Average yearly income for female architects in the Middle East less than $15,000, according to MEA survey

Average yearly income for female architects in the Middle East less than $15,000, according to MEA survey
Published: 18 April 2019 - 6:26 a.m.
By: Michael Hasenstab

In March, Middle East Architect conducted an online survey focusing on workplace conditions for female architects in the Middle East, which revealed that the average yearly income for women in architecture is less than $15,000.

The survey received the participation of 141 female architects who live and work across the Middle East, with the following breakdown: the UAE (49%), Egypt (11%), Jordan (8%), Palestine (3%), Iraq (2%), Lebanon (2%), Saudi Arabia (1%), Kuwait (1%), Bahrain (1%), Libya (1%), and Turkey (1%). The remaining participants did not disclose their location.

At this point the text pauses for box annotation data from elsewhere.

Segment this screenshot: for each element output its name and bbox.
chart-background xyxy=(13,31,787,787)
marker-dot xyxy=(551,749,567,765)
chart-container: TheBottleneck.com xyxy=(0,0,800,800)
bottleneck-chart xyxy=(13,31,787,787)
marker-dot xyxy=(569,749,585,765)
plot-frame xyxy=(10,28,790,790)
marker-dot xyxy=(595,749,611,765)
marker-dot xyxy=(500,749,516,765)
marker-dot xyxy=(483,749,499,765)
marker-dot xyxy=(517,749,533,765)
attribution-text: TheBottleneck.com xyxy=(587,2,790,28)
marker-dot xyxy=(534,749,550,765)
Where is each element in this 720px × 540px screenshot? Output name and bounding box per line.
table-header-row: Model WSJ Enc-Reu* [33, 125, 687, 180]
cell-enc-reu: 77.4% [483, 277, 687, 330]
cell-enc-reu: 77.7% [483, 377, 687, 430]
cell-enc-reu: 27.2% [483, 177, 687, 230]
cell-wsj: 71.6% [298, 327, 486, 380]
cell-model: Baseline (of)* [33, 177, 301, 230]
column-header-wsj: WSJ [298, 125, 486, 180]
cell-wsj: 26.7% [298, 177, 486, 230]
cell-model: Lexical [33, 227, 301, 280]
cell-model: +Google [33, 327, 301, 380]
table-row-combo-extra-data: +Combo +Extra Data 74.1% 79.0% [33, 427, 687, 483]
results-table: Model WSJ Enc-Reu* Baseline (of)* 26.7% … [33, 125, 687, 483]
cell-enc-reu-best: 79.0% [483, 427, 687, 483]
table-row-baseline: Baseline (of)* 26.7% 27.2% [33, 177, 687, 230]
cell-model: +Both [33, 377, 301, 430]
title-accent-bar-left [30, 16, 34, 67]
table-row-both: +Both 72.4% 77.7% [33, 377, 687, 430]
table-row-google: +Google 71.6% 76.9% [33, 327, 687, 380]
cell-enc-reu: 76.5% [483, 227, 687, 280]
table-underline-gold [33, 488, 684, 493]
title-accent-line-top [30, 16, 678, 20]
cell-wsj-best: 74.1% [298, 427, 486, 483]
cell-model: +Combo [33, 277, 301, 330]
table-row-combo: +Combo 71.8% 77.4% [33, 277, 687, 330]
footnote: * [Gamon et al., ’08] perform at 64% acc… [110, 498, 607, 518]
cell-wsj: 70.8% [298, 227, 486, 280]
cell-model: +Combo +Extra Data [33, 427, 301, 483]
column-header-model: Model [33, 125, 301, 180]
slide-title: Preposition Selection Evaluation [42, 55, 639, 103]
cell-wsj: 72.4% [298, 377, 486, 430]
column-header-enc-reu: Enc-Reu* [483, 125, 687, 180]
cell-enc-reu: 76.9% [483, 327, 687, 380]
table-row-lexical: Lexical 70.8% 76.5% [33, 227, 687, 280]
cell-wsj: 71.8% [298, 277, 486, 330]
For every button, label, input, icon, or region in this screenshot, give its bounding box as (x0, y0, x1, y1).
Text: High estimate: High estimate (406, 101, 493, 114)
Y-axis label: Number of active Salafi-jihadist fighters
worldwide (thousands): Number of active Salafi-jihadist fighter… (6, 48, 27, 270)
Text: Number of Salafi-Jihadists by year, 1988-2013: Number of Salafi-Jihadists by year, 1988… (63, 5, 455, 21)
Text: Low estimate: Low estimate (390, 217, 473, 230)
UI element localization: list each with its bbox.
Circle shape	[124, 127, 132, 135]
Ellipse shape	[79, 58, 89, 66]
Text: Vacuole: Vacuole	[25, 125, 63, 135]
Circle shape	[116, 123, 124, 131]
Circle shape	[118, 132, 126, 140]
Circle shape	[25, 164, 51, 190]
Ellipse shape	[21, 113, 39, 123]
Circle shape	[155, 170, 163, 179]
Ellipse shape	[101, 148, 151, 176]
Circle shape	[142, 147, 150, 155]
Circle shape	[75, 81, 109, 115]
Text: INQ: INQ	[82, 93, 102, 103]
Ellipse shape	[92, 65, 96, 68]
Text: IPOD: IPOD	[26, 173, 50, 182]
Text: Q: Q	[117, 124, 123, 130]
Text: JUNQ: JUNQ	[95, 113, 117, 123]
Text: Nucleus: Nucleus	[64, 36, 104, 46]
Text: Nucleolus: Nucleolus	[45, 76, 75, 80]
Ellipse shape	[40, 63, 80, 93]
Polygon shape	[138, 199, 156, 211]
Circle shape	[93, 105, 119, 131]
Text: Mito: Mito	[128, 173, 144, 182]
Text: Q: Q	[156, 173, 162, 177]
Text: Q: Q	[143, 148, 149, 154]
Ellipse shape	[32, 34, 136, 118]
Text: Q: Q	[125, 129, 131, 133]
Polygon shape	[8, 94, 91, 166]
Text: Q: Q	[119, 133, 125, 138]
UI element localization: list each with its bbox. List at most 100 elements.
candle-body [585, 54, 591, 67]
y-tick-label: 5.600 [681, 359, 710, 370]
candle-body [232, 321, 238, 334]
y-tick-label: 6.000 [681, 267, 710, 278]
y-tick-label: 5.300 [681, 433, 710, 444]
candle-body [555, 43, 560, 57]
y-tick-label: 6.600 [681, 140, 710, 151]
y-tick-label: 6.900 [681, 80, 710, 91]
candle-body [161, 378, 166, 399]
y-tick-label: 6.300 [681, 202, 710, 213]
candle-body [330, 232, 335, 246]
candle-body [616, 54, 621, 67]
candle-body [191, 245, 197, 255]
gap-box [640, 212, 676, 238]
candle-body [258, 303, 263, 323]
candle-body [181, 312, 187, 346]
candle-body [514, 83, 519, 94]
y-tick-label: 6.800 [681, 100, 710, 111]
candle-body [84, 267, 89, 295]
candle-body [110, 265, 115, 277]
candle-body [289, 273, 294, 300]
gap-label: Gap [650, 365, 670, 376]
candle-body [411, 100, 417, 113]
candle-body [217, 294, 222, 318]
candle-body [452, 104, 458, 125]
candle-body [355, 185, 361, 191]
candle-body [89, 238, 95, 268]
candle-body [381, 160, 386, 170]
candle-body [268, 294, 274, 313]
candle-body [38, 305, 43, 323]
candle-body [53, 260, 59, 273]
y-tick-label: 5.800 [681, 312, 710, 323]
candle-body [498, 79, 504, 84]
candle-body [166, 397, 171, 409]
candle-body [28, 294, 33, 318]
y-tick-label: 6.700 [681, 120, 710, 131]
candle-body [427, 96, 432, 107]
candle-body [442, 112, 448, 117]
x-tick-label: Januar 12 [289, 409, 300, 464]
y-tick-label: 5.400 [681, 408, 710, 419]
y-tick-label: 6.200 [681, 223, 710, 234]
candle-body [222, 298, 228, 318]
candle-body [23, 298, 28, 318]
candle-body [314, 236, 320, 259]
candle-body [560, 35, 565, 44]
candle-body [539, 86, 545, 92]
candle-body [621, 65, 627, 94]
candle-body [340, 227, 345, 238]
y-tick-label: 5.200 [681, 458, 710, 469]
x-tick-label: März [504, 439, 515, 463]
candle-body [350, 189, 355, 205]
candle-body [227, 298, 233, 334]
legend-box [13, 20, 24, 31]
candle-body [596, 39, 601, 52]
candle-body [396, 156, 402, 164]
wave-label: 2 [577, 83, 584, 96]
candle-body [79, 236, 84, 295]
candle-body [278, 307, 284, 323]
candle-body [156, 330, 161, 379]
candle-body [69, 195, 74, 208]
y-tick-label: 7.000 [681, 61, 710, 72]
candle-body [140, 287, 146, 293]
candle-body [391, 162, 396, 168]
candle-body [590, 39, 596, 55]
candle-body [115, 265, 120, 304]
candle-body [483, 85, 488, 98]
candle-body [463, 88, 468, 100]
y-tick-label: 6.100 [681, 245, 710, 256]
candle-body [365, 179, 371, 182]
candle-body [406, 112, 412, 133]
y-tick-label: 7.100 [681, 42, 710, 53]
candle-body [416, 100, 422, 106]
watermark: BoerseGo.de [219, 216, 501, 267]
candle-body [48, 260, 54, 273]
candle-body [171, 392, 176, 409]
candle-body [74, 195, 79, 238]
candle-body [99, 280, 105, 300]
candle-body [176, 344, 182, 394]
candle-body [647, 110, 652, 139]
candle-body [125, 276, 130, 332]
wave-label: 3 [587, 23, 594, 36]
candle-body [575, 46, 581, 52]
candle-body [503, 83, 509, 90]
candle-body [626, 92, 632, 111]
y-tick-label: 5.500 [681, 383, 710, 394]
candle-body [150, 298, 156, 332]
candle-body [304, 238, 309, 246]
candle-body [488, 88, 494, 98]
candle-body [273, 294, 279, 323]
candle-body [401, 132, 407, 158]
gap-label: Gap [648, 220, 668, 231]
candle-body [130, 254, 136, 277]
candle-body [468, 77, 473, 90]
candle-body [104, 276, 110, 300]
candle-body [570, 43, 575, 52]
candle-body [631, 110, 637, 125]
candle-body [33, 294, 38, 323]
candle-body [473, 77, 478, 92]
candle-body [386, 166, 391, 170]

The roles of the participants also range from interns to architects, senior architects to design managers, lead architects to heads of departments, as well as business owners.

The survey revealed that the average income for female architects in the Middle East is below $15,000 (35.29%), however, that accounts for the entire region from the Levant to North Africa, and differing economies play a large role.

Notably, though, 63% of participants believe that they receive a lower income than similarly qualified male architects and 50% said that they receive promotions or raises so infrequently that they cannot predict a pattern.

“I have been teaching architecture for over 18 years,” said Fatima*, an award-winning architect based in Egypt. “And I would say more than half of the student body is female. Many of them, however, shift careers after graduation or accept becoming drafters at architectural firms because of unjust income, late work hours, mental stress and, above all, criticism from society.

“Female architects are not usually given opportunities equal to those of male architects as they are expected to get married and change their priorities. The expectations of the community govern this process at large.”

According to Reem*, an Amman-based Jordanian architect, similar issues are faced in Jordan, where she and her female colleagues had been termed a “bad investment” for the company.

“I believe that many female architects have had similar encounters,” Reem added. “But I think it’s safe to say that the perception is changing for the better. More women are being recognised in architecture for their talent and effort.”